1. From Church Street car park, turn left following the trail past important Georgian buildings, such as the North Muskham Prebend, Cranfield House and the Woodborough Prebend.
2. You will eventually reach Bramley Tree Cottage. The original Bramley apple tree still stands in the back garden. It was planted in the early 1800s, enabling local nurseryman, Mr Merryweather, to establish the now famous variety..
3. Arriving at Burgage Green via Shady Lane, you will be confronted by the daunting gateway to The House of Correction, built in 1807. Although this is well preserved, most of the prison has long since disappeared.
4. Close by is Burgage Manor, which was occupied by Lord Byron and his mother between 1804 and 1806. Following the trail past the Wheatsheaf Inn and the Market Square will lead you along King Street to Queen Street.

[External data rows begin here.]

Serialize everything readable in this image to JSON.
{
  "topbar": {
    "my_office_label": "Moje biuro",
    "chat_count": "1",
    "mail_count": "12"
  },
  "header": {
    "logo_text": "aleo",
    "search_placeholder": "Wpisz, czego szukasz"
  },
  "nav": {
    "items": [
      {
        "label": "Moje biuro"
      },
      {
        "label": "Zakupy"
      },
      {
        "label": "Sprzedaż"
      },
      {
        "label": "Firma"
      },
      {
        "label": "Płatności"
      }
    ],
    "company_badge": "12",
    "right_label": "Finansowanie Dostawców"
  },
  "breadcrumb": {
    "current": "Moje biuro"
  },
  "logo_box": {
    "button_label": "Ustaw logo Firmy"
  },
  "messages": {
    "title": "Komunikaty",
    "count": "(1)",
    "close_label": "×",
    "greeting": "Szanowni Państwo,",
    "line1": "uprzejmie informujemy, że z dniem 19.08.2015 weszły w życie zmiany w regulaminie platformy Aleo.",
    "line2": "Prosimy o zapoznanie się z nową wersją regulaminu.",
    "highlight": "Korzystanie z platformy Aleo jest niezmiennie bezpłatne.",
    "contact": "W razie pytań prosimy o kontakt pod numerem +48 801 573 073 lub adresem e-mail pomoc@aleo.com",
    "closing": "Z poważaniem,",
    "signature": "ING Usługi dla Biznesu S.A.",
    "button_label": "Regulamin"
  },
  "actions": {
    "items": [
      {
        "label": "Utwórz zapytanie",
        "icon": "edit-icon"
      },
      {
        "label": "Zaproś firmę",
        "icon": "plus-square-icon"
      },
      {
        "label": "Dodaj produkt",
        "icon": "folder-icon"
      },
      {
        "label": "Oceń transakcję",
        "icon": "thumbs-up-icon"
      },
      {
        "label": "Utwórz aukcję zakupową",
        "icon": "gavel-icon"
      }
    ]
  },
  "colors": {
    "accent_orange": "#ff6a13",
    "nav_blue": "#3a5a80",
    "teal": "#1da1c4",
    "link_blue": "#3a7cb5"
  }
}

5. In the Old Market Place is Southwell’s Georgian Theatre, now the Old Theatre Deli. Lord Byron is said to have taken part in amateur theatricals here. Close by is The Saracen’s Head, a well-known Southwell landmark. This inn is where Charles I spent his last few hours of freedom in 1646 before giving himself up to the Scottish Commissioners.
6. Follow the trail along Westgate past the Gothic style Sacrista Prebend and the 17C Rampton Prebend to Bishop’s Drive, arriving at Bishop’s Manor. In 1907 the Manor was built into the ruins of the old Bishop’s Palace, which dates back to the 1400s. Cardinal Wolsey spent his last summer there in 1530, while Charles I retreated to the Palace after defeat at the Battle of Naseby in 1645.
7. The Southwell Minster has been the Cathedral Church of Nottinghamshire since 1884. The first sight is the massive Norman Nave but as you move around the Church you become aware of the delicacy of the 13C Chapter House carvings and the Gothic Quire.